Adopt a new paradigm to deal with Covid-19 spread
The epidemic is out in the open. Embark on national surveillance, enhance testing, protect the vulnerableUpdated: Jul 14, 2020 20:39 IST
The Covid-19 situation in India is turning grim with new infections per day racing towards the 30,000 mark. We now have the third-largest number of infections globally. The redeeming feature is the high percentage of recoveries, which can be explained by demography with a larger number of young people getting infected, but shedding the virus in a short period. But case fatality rate is rising especially among elderly and people with co-morbidities.
It is time to identify where we are falling short in our responses. Sporadic corrective measures are not helping. We should realise that the pandemic is no more limited to certain identifiable groups who can be accessed through contact tracing or contained by locking down geographical areas. The pandemic in India is out in the open, whether we technically name it community transmission or not. It is time to adopt a new paradigm in the response to quickly get ahead of the curve.
Until now, we have based our entire response on the number of reported cases, which will touch the million-mark soon. Most of them are symptomatic cases detected by testing. Experts are of the opinion that, for every symptomatic case, there could be several undetected asymptomatic cases. No organised attempt has yet been made to ascertain the estimated number of total infections that India could have which is necessary for a meaningful response.
India had done this earlier in 1999 when the Aids epidemic was at its peak. At that time, we claimed 90,000 reported cases, which was not credible. A nationwide sentinel survey done by the National AIDS Control Organisation estimated HIV prevalence in the country to be around three million. The government, at that time, bit the bullet and announced the figures to a shocked nation. It was chaotic for a few days, with the media pouncing on the government for hiding the facts, but it helped the country mount a strong response for the next 10 years which reversed the trend and brought down new infections by 56%. The estimated prevalence was further revised as 2.4 million.

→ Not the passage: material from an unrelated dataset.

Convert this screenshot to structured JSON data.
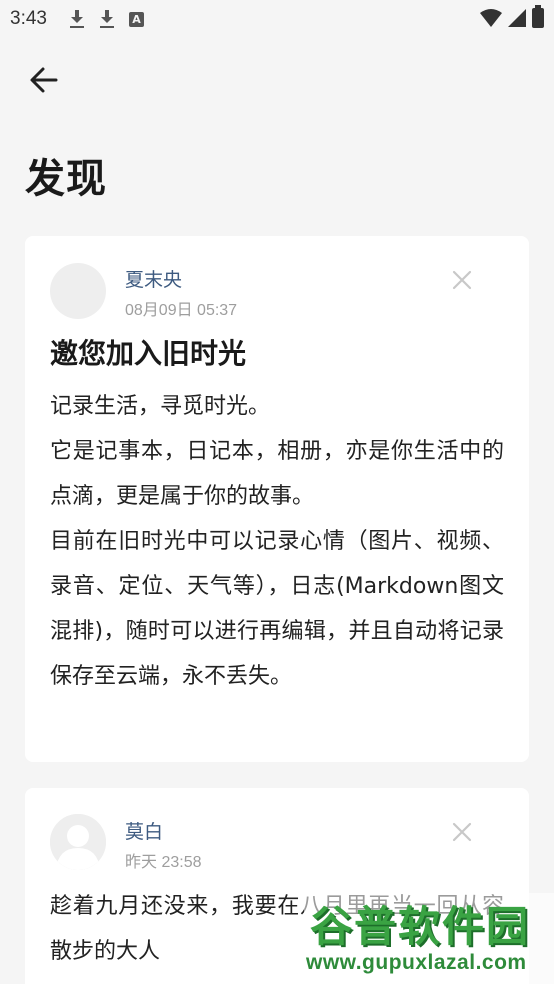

We need to make a similar effort to determine the size of the pandemic by a national-level surveillance programme. This will provide valuable inputs about the profile of the pandemic, its urban-rural, male-female orientation, and identification of risk groups who need greater care.
Once the size of the infected population is known with a reasonable degree of accuracy, the health care system can be geared to meet the increasing load of symptomatic cases who will report for admission. It will become easier to do advance planning for procurement of drugs, diagnostics, life-saving equipment like oxygen, ventilator systems and protective gear for the health care personnel and prevent the system from getting overwhelmed.
A complementary effort has to be initiated in the area of testing also. Currently, testing is done only for symptomatic cases and contacts. A limiting factor for expansion of testing is the high cost of reverse transfer-polymerase chain reaction test kits and availability. More rapid test kits, both blood-based and swab-based, are now available in the market at relatively affordable cost. The Indian Council of Medical Research has already evaluated many of these kits for sensitivity and specificity.
Under the new strategy, testing should cover a larger section of population based on risk factors, and not just on exposure to Covid-19. People at risk should be able to access testing at voluntary testing facilities in high-prevalence states to start with, and, later, in other parts of the country also. Many countries, including the United States, have introduced voluntary testing, which has promoted health-seeking behaviour in the population. The kits can be provided either free or at subsidised cost to testing centres.
Greater efforts are needed to save the lives of people who are more vulnerable to Covid-19, such as the elderly and those with co-morbidities. Patients often die of co-morbidities due to lack of attention to and care for those health conditions in Covid-19 hospitals and care centres. Specialist medical attention should be provided to them in Covid-19 hospitals to treat the co-morbidities. There were similar instances in the 1990s, when out of fear and stigma, HIV-infected persons were not treated for opportunistic infections and co-morbidities.In the last few weeks, a number of drugs have been re-purposed, with varying degree of effectiveness, for treatment of moderate and severe cases of Covid-19. The timely and effective use of these drugs should help in reducing mortality even in severe cases. The central and state governments should adopt effective procurement mechanisms to make these drugs available in sufficient quantities to physicians treating Covid-19 patients.
Covid-19 has also disproportionately affected the marginalised sections of the population such as HIV-positive persons, tuberculosis patients, sex workers, drug users and gay and transgender people, many of whom are facing discontinuation of treatment for their existing medical conditions. Marginalised groups who have lost their means of livelihood need to be enlisted into the social support system to save them from starvation and death.
If India has to fight a long and sustained battle against Covid-19, it can’t happen only through biomedical interventions. We need a wholesome and all-encompassing programme, which involves all sections of the population affected by the virus. India’s strength lies in its strong communities, who should be mobilised in full strength to take the country ahead of the pandemic curve and control its spread.